I Don’t Want This Reincarnation

Capítulo 215

I Don’t Want This Reincarnation

—“Kwon Se-hyun!”

O grito de Park Geon-ho ecoou além das chamas que queimavam. Eu dei força às minhas pernas e coloquei Lee Soo-jin nas costas.

‘Você precisa aguentar…’

Não posso cair aqui. Enquanto empurrava as chamas que bloqueavam minha visão e saía, vi os guardas caídos no chão e Park Geon-ho e Woo Seo-hyuk me esperando. Assim que a luta terminou, Woo Seo-hyuk já estava vestido com uma camisa e calças novas.

—“…vamos sair daqui rapidamente.”

—“O que aconteceu? Seu rosto…”

Park Geon-ho e Woo Seo-hyuk, ao verem meu rosto, endureceram a expressão ao mesmo tempo. Droga, naquele curto espaço de tempo, o efeito da droga já estava aparecendo?

—“Vamos agora.”

—“……”

Com a minha insistência, Woo Seo-hyuk assentiu e carregou Lee Soo-jin em vez de mim. Ao deixar a sala, ouvi a sirene da ambulância.
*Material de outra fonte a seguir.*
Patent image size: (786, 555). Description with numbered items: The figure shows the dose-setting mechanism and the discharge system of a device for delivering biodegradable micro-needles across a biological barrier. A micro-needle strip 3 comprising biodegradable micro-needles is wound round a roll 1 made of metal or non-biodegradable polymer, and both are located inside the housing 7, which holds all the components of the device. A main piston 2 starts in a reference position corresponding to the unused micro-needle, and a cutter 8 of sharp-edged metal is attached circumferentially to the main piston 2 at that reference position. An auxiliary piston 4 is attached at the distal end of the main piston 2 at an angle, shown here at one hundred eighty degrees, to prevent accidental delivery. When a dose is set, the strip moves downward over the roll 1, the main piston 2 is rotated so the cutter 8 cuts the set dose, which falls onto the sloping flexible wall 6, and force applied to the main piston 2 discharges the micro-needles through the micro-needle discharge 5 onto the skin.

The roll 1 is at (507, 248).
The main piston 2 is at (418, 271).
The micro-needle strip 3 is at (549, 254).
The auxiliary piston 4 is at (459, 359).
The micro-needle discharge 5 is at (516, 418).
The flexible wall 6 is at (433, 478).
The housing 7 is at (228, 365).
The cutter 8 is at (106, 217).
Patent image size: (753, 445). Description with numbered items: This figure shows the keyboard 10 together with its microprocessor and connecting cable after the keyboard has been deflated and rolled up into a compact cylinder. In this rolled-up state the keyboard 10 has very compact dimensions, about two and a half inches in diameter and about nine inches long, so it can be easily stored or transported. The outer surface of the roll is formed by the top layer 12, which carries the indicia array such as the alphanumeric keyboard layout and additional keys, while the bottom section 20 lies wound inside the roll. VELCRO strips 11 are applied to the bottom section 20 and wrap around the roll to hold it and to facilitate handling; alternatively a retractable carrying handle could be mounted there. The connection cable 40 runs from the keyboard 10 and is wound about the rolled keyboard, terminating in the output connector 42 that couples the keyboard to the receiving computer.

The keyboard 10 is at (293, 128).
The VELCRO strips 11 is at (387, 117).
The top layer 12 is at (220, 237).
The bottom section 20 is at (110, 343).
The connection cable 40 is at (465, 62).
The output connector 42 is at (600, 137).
Como planejado, parecia que Requiem havia ouvido nosso sinal e relatado.

—“Com minha habilidade, gasp, vamos voar…”

—“…será que vai dar certo?”

—“Não tenho escolha.”

Estávamos carregando uma mulher alada e Lee Soo-jin, não podíamos ir até o portão da frente, que estava lotado de pessoas e socorristas. Felizmente, as janelas do corredor eram bem grandes, então não parecia haver problemas para sair.

‘Ah, agora… a droga…’

Meu coração doía e meu corpo estava quente. A boca estava seca e minha respiração se tornava cada vez mais pesada, fazendo o som da minha respiração ficar áspero.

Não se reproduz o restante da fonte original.